Dans le cas des migrations côtières, cinq piliers politiques pour des migrations compatibles avec l’adaptation sont identifiés: (1) la mise en œuvre de mesures d'atténuation ambitieuses et le soutien international à l'adaptation, ce qui englobe l’attention portée aux pertes et préjudices (voir le Mécanisme international de Varsovie relatif aux pertes et préjudices, Warsaw International Mechanism for Loss and Damage - WIMLAD) ; (2) des politiques efficaces de réduction des risques côtiers du niveau national au niveau local ; (3) l’élaboration de politiques de migration robustes permettant de planifier les mouvements transfrontaliers de personnes ; (4) l’amélioration des capacités d’accueil ; et (5) des dispositifs participatifs pour assurer l'autonomisation des communautés et des individus par le biais de la préparation et du droit à décider. 

La Figure 2 illustre des pistes d’action à plusieurs échelles et échelonnées utilisant un scenario à ambition élevée pour les migrations et un horizon temporel s’échelonnant jusqu’en 2050 afin d’être compatible avec les préoccupations et difficultés scientifiques aussi bien que politiques. Ce scénario représente les meilleures conditions pour la mise en œuvre de piliers politiques pertinents. Il montre des exemples d’interdépendances clés (influences positives et négatives) entre les piliers politiques.
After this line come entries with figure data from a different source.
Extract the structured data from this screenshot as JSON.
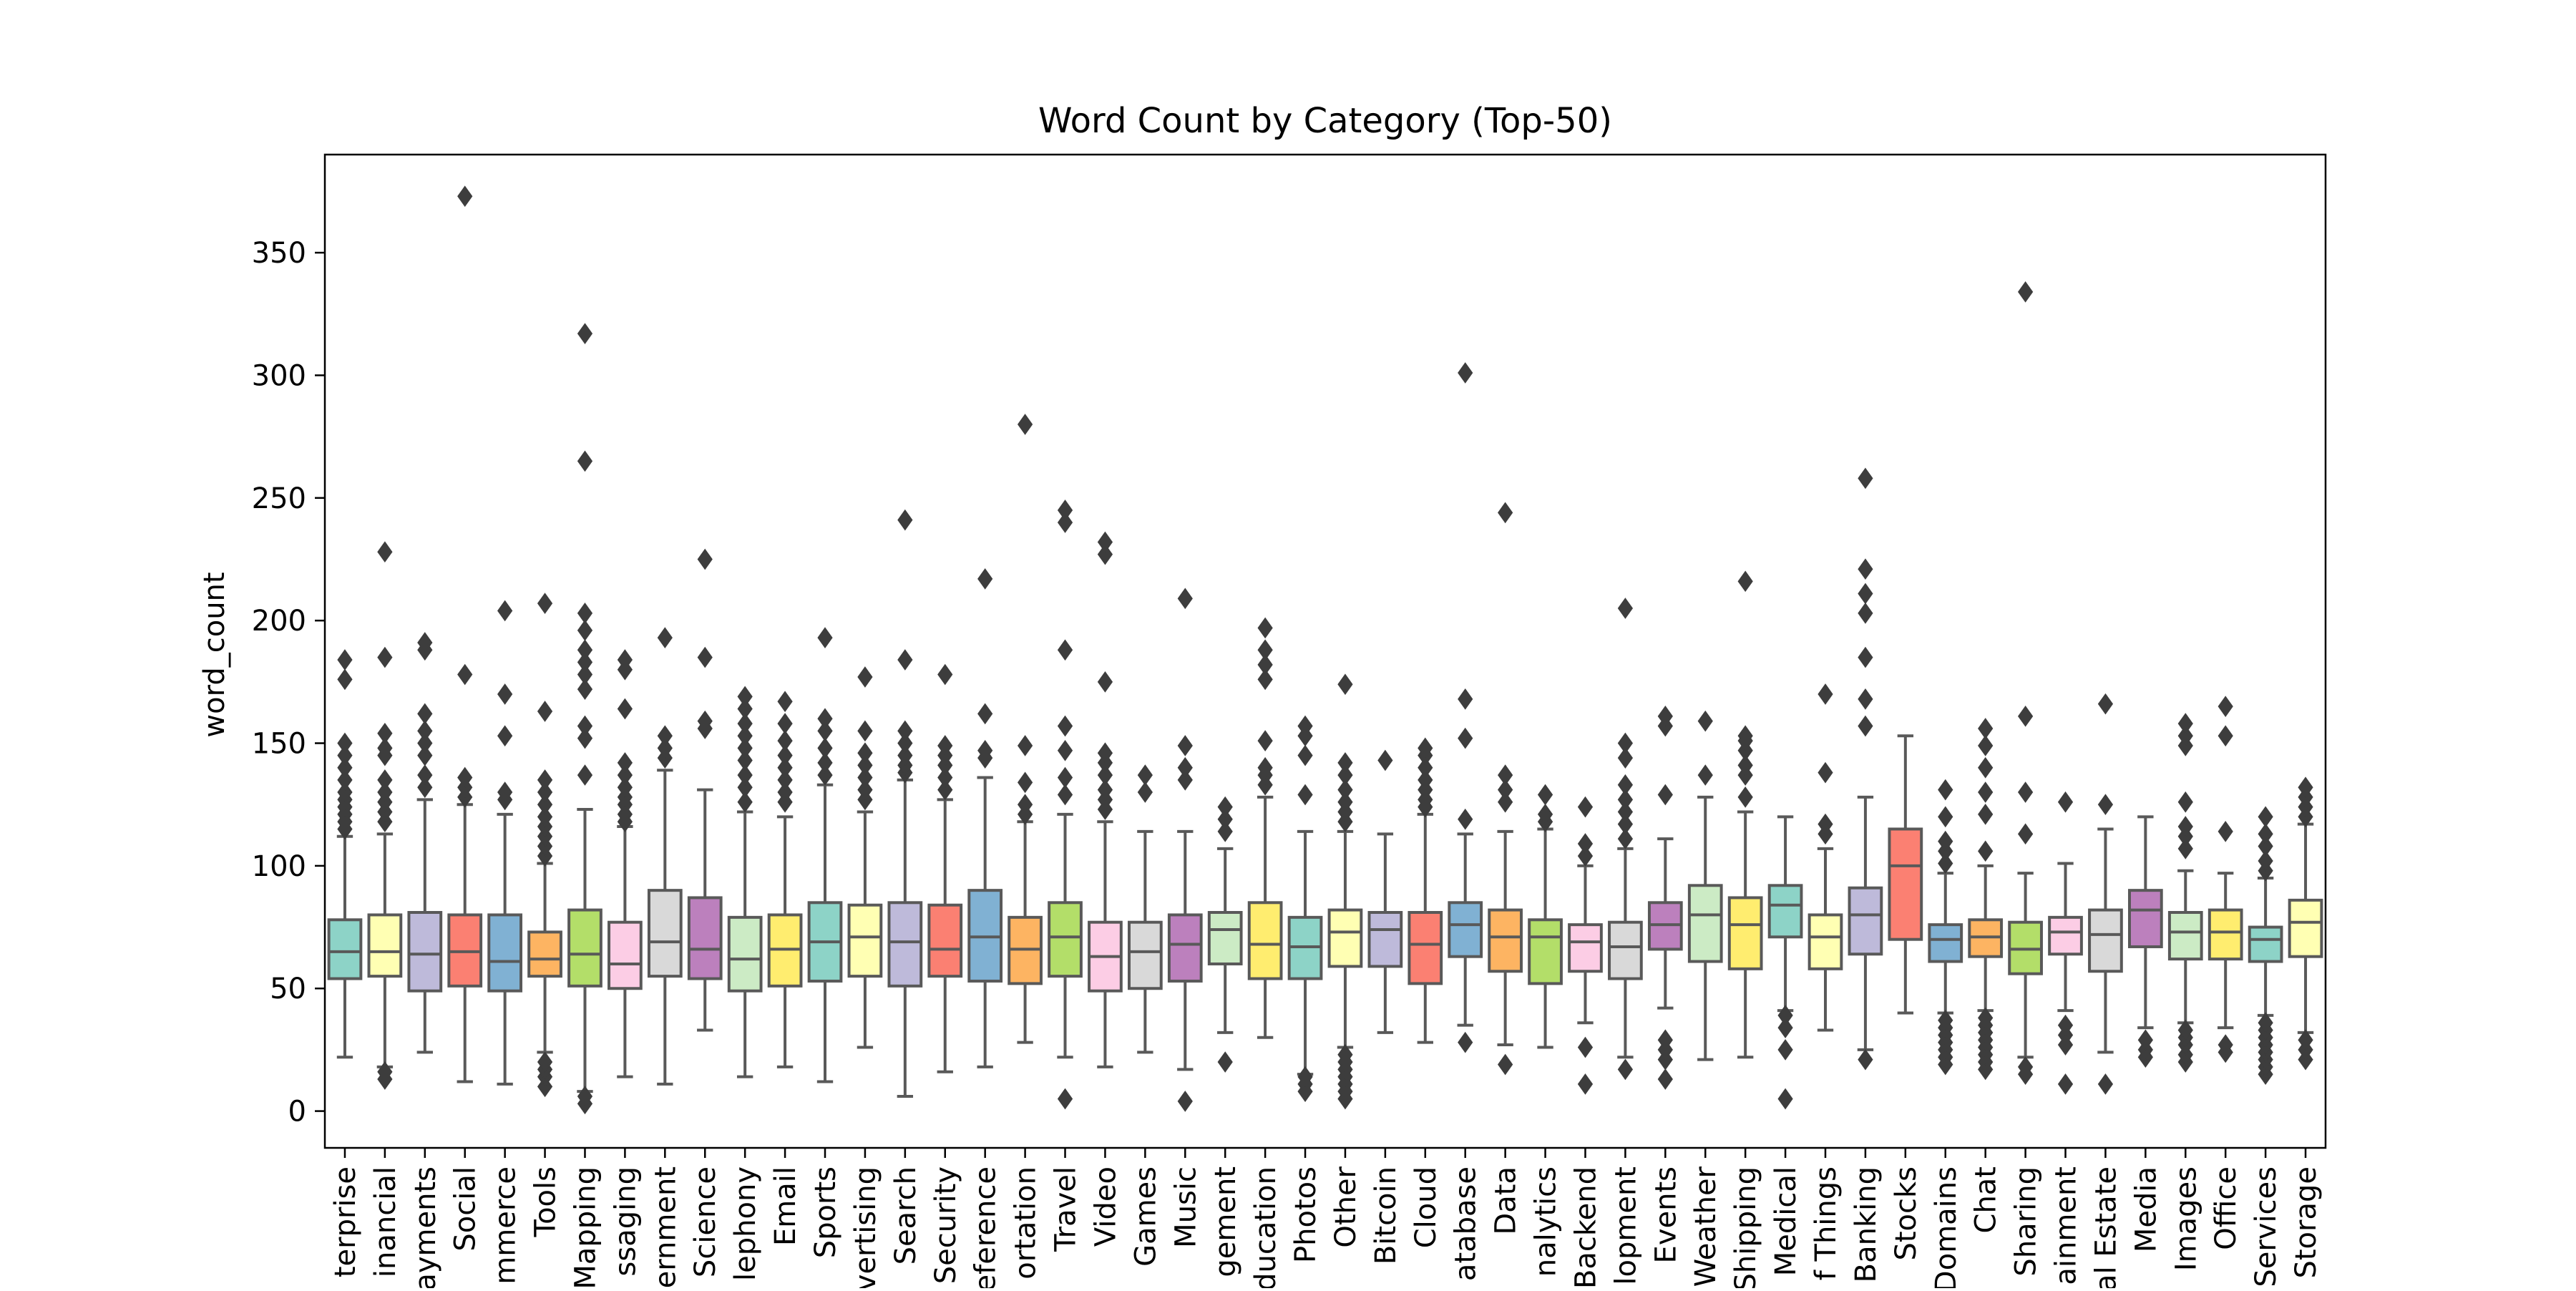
{
  "chart_data": {
    "type": "box",
    "title": "Word Count by Category (Top-50)",
    "xlabel": "",
    "ylabel": "word_count",
    "ylim": [
      -15,
      390
    ],
    "yticks": [
      0,
      50,
      100,
      150,
      200,
      250,
      300,
      350
    ],
    "palette": [
      "#8dd3c7",
      "#ffffb3",
      "#bebada",
      "#fb8072",
      "#80b1d3",
      "#fdb462",
      "#b3de69",
      "#fccde5",
      "#d9d9d9",
      "#bc80bd",
      "#ccebc5",
      "#ffed6f"
    ],
    "box_edge_color": "#595959",
    "grid": false,
    "legend": "none",
    "categories": [
      "Enterprise",
      "Financial",
      "Payments",
      "Social",
      "eCommerce",
      "Tools",
      "Mapping",
      "Messaging",
      "Government",
      "Science",
      "Telephony",
      "Email",
      "Sports",
      "Advertising",
      "Search",
      "Security",
      "Reference",
      "Transportation",
      "Travel",
      "Video",
      "Games",
      "Music",
      "Project Management",
      "Education",
      "Photos",
      "Other",
      "Bitcoin",
      "Cloud",
      "Database",
      "Data",
      "Analytics",
      "Backend",
      "Development",
      "Events",
      "Weather",
      "Shipping",
      "Medical",
      "Internet of Things",
      "Banking",
      "Stocks",
      "Domains",
      "Chat",
      "File Sharing",
      "Entertainment",
      "Real Estate",
      "Media",
      "Images",
      "Office",
      "Other Services",
      "Storage"
    ],
    "tick_labels": [
      "terprise",
      "inancial",
      "ayments",
      "Social",
      "mmerce",
      "Tools",
      "Mapping",
      "ssaging",
      "ernment",
      "Science",
      "lephony",
      "Email",
      "Sports",
      "vertising",
      "Search",
      "Security",
      "eference",
      "ortation",
      "Travel",
      "Video",
      "Games",
      "Music",
      "gement",
      "ducation",
      "Photos",
      "Other",
      "Bitcoin",
      "Cloud",
      "atabase",
      "Data",
      "nalytics",
      "Backend",
      "lopment",
      "Events",
      "Weather",
      "Shipping",
      "Medical",
      "f Things",
      "Banking",
      "Stocks",
      "Domains",
      "Chat",
      "Sharing",
      "ainment",
      "al Estate",
      "Media",
      "Images",
      "Office",
      "Services",
      "Storage"
    ],
    "boxes": [
      {
        "q1": 54,
        "median": 65,
        "q3": 78,
        "whisker_low": 22,
        "whisker_high": 112,
        "outliers": [
          115,
          118,
          121,
          124,
          127,
          130,
          135,
          140,
          145,
          150,
          176,
          184
        ]
      },
      {
        "q1": 55,
        "median": 65,
        "q3": 80,
        "whisker_low": 18,
        "whisker_high": 113,
        "outliers": [
          13,
          16,
          118,
          122,
          126,
          130,
          135,
          145,
          148,
          154,
          185,
          228
        ]
      },
      {
        "q1": 49,
        "median": 64,
        "q3": 81,
        "whisker_low": 24,
        "whisker_high": 127,
        "outliers": [
          132,
          137,
          145,
          150,
          155,
          162,
          188,
          191
        ]
      },
      {
        "q1": 51,
        "median": 65,
        "q3": 80,
        "whisker_low": 12,
        "whisker_high": 125,
        "outliers": [
          128,
          132,
          136,
          178,
          373
        ]
      },
      {
        "q1": 49,
        "median": 61,
        "q3": 80,
        "whisker_low": 11,
        "whisker_high": 121,
        "outliers": [
          127,
          130,
          153,
          170,
          204
        ]
      },
      {
        "q1": 55,
        "median": 62,
        "q3": 73,
        "whisker_low": 24,
        "whisker_high": 101,
        "outliers": [
          10,
          14,
          17,
          20,
          104,
          108,
          112,
          116,
          120,
          125,
          130,
          135,
          163,
          207
        ]
      },
      {
        "q1": 51,
        "median": 64,
        "q3": 82,
        "whisker_low": 8,
        "whisker_high": 123,
        "outliers": [
          3,
          6,
          137,
          152,
          157,
          172,
          178,
          183,
          188,
          196,
          203,
          265,
          317
        ]
      },
      {
        "q1": 50,
        "median": 60,
        "q3": 77,
        "whisker_low": 14,
        "whisker_high": 116,
        "outliers": [
          118,
          121,
          125,
          128,
          132,
          137,
          142,
          164,
          180,
          184
        ]
      },
      {
        "q1": 55,
        "median": 69,
        "q3": 90,
        "whisker_low": 11,
        "whisker_high": 139,
        "outliers": [
          144,
          148,
          153,
          193
        ]
      },
      {
        "q1": 54,
        "median": 66,
        "q3": 87,
        "whisker_low": 33,
        "whisker_high": 131,
        "outliers": [
          156,
          159,
          185,
          225
        ]
      },
      {
        "q1": 49,
        "median": 62,
        "q3": 79,
        "whisker_low": 14,
        "whisker_high": 122,
        "outliers": [
          126,
          132,
          137,
          143,
          148,
          153,
          158,
          164,
          169
        ]
      },
      {
        "q1": 51,
        "median": 66,
        "q3": 80,
        "whisker_low": 18,
        "whisker_high": 120,
        "outliers": [
          126,
          130,
          135,
          140,
          145,
          151,
          158,
          167
        ]
      },
      {
        "q1": 53,
        "median": 69,
        "q3": 85,
        "whisker_low": 12,
        "whisker_high": 133,
        "outliers": [
          137,
          142,
          148,
          155,
          160,
          193
        ]
      },
      {
        "q1": 55,
        "median": 71,
        "q3": 84,
        "whisker_low": 26,
        "whisker_high": 122,
        "outliers": [
          127,
          131,
          136,
          141,
          146,
          155,
          177
        ]
      },
      {
        "q1": 51,
        "median": 69,
        "q3": 85,
        "whisker_low": 6,
        "whisker_high": 135,
        "outliers": [
          138,
          141,
          145,
          150,
          155,
          184,
          241
        ]
      },
      {
        "q1": 55,
        "median": 66,
        "q3": 84,
        "whisker_low": 16,
        "whisker_high": 127,
        "outliers": [
          131,
          136,
          141,
          145,
          149,
          178
        ]
      },
      {
        "q1": 53,
        "median": 71,
        "q3": 90,
        "whisker_low": 18,
        "whisker_high": 136,
        "outliers": [
          144,
          147,
          162,
          217
        ]
      },
      {
        "q1": 52,
        "median": 66,
        "q3": 79,
        "whisker_low": 28,
        "whisker_high": 118,
        "outliers": [
          121,
          125,
          134,
          149,
          280
        ]
      },
      {
        "q1": 55,
        "median": 71,
        "q3": 85,
        "whisker_low": 22,
        "whisker_high": 121,
        "outliers": [
          5,
          129,
          136,
          147,
          157,
          188,
          240,
          245
        ]
      },
      {
        "q1": 49,
        "median": 63,
        "q3": 77,
        "whisker_low": 18,
        "whisker_high": 118,
        "outliers": [
          123,
          127,
          131,
          137,
          142,
          146,
          175,
          227,
          232
        ]
      },
      {
        "q1": 50,
        "median": 65,
        "q3": 77,
        "whisker_low": 24,
        "whisker_high": 114,
        "outliers": [
          130,
          137
        ]
      },
      {
        "q1": 53,
        "median": 68,
        "q3": 80,
        "whisker_low": 17,
        "whisker_high": 114,
        "outliers": [
          4,
          135,
          140,
          149,
          209
        ]
      },
      {
        "q1": 60,
        "median": 74,
        "q3": 81,
        "whisker_low": 32,
        "whisker_high": 107,
        "outliers": [
          20,
          114,
          119,
          124
        ]
      },
      {
        "q1": 54,
        "median": 68,
        "q3": 85,
        "whisker_low": 30,
        "whisker_high": 128,
        "outliers": [
          133,
          137,
          140,
          151,
          176,
          182,
          188,
          197
        ]
      },
      {
        "q1": 54,
        "median": 67,
        "q3": 79,
        "whisker_low": 15,
        "whisker_high": 114,
        "outliers": [
          8,
          11,
          14,
          129,
          145,
          153,
          157
        ]
      },
      {
        "q1": 59,
        "median": 73,
        "q3": 82,
        "whisker_low": 26,
        "whisker_high": 114,
        "outliers": [
          5,
          8,
          11,
          14,
          17,
          20,
          23,
          118,
          122,
          126,
          131,
          137,
          142,
          174
        ]
      },
      {
        "q1": 59,
        "median": 74,
        "q3": 81,
        "whisker_low": 32,
        "whisker_high": 113,
        "outliers": [
          143
        ]
      },
      {
        "q1": 52,
        "median": 68,
        "q3": 81,
        "whisker_low": 28,
        "whisker_high": 121,
        "outliers": [
          124,
          127,
          131,
          135,
          140,
          145,
          148
        ]
      },
      {
        "q1": 63,
        "median": 76,
        "q3": 85,
        "whisker_low": 35,
        "whisker_high": 113,
        "outliers": [
          28,
          119,
          152,
          168,
          301
        ]
      },
      {
        "q1": 57,
        "median": 71,
        "q3": 82,
        "whisker_low": 27,
        "whisker_high": 114,
        "outliers": [
          19,
          126,
          131,
          137,
          244
        ]
      },
      {
        "q1": 52,
        "median": 71,
        "q3": 78,
        "whisker_low": 26,
        "whisker_high": 115,
        "outliers": [
          118,
          121,
          129
        ]
      },
      {
        "q1": 57,
        "median": 69,
        "q3": 76,
        "whisker_low": 36,
        "whisker_high": 100,
        "outliers": [
          11,
          26,
          104,
          109,
          124
        ]
      },
      {
        "q1": 54,
        "median": 67,
        "q3": 77,
        "whisker_low": 22,
        "whisker_high": 107,
        "outliers": [
          17,
          111,
          117,
          122,
          127,
          133,
          144,
          150,
          205
        ]
      },
      {
        "q1": 66,
        "median": 76,
        "q3": 85,
        "whisker_low": 42,
        "whisker_high": 111,
        "outliers": [
          13,
          21,
          25,
          29,
          129,
          157,
          161
        ]
      },
      {
        "q1": 61,
        "median": 80,
        "q3": 92,
        "whisker_low": 21,
        "whisker_high": 128,
        "outliers": [
          137,
          159
        ]
      },
      {
        "q1": 58,
        "median": 76,
        "q3": 87,
        "whisker_low": 22,
        "whisker_high": 122,
        "outliers": [
          128,
          137,
          141,
          147,
          151,
          153,
          216
        ]
      },
      {
        "q1": 71,
        "median": 84,
        "q3": 92,
        "whisker_low": 41,
        "whisker_high": 120,
        "outliers": [
          5,
          25,
          34,
          39
        ]
      },
      {
        "q1": 58,
        "median": 71,
        "q3": 80,
        "whisker_low": 33,
        "whisker_high": 107,
        "outliers": [
          113,
          117,
          138,
          170
        ]
      },
      {
        "q1": 64,
        "median": 80,
        "q3": 91,
        "whisker_low": 25,
        "whisker_high": 128,
        "outliers": [
          21,
          157,
          168,
          185,
          203,
          211,
          221,
          258
        ]
      },
      {
        "q1": 70,
        "median": 100,
        "q3": 115,
        "whisker_low": 40,
        "whisker_high": 153,
        "outliers": []
      },
      {
        "q1": 61,
        "median": 70,
        "q3": 76,
        "whisker_low": 40,
        "whisker_high": 97,
        "outliers": [
          19,
          22,
          25,
          28,
          31,
          34,
          37,
          101,
          106,
          110,
          120,
          131
        ]
      },
      {
        "q1": 63,
        "median": 71,
        "q3": 78,
        "whisker_low": 41,
        "whisker_high": 100,
        "outliers": [
          17,
          20,
          23,
          26,
          29,
          32,
          35,
          38,
          106,
          121,
          130,
          140,
          149,
          156
        ]
      },
      {
        "q1": 56,
        "median": 66,
        "q3": 77,
        "whisker_low": 22,
        "whisker_high": 97,
        "outliers": [
          15,
          18,
          113,
          130,
          161,
          334
        ]
      },
      {
        "q1": 64,
        "median": 73,
        "q3": 79,
        "whisker_low": 41,
        "whisker_high": 101,
        "outliers": [
          11,
          27,
          31,
          35,
          126
        ]
      },
      {
        "q1": 57,
        "median": 72,
        "q3": 82,
        "whisker_low": 24,
        "whisker_high": 115,
        "outliers": [
          11,
          125,
          166
        ]
      },
      {
        "q1": 67,
        "median": 82,
        "q3": 90,
        "whisker_low": 34,
        "whisker_high": 120,
        "outliers": [
          22,
          25,
          29
        ]
      },
      {
        "q1": 62,
        "median": 73,
        "q3": 81,
        "whisker_low": 36,
        "whisker_high": 98,
        "outliers": [
          20,
          23,
          27,
          30,
          33,
          107,
          112,
          116,
          126,
          149,
          153,
          158
        ]
      },
      {
        "q1": 62,
        "median": 73,
        "q3": 82,
        "whisker_low": 34,
        "whisker_high": 97,
        "outliers": [
          24,
          27,
          114,
          153,
          165
        ]
      },
      {
        "q1": 61,
        "median": 70,
        "q3": 75,
        "whisker_low": 39,
        "whisker_high": 95,
        "outliers": [
          15,
          18,
          21,
          24,
          27,
          30,
          33,
          36,
          98,
          102,
          108,
          113,
          120
        ]
      },
      {
        "q1": 63,
        "median": 77,
        "q3": 86,
        "whisker_low": 32,
        "whisker_high": 117,
        "outliers": [
          21,
          25,
          29,
          120,
          124,
          128,
          132
        ]
      }
    ]
  }
}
Par exemple, autonomiser les communautés vulnérables aux migrations climatiques renforce leur capacité d’adaptation et des choix éclairés ; en revanche, retarder le retrait côtier dans les zones hautement exposées pourrait entraîner de graves retards pour ce qui touche à la capacité d’adaptation et compromettre la mise au point d’accords de circulation dans le cadre de la gouvernance régionale/internationale.

Figure 2. Pistes d’action (source : auteurs)


Un besoin de plus d’études approfondies sur les risques climatiques transfrontaliers 

Les risques climatiques transfrontaliers ont une dimension multi-acteurs, ce qui offre des opportunités de renforcement de la coopération internationale en matière d’adaptation. L’étude consacrée aux migrations côtières illustre le besoin d’adopter une approche à plusieurs échelles entre les différents mécanismes internationaux, les pouvoirs publics, le secteur privé et la société civile, y compris par le biais de l’autonomisation des groupes vulnérables de la société (notamment le droit à décider des communautés de migrants). En effet, ce dernier point vient illustrer les importantes discussions au sujet des migrations climatiques qui ont lieu dans le cadre du groupe de travail WIMLAD de la CCNUCC et l’entrée en activité du réseau de Santiago sur les pertes et dommages (Santiago Loss and Damage Network). 

Des examens approfondis des risques climatiques transfrontaliers mondiaux majeurs pourraient apporter une meilleure compréhension de la caractérisation de ces risques, et de la conception des pistes d’action à plusieurs échelles et échelonnées — ce qui pourrait fournir aux responsables des politiques et praticiens un moyen d’apporter des réponses coordonnées en vue de bâtir une résilience mondiale.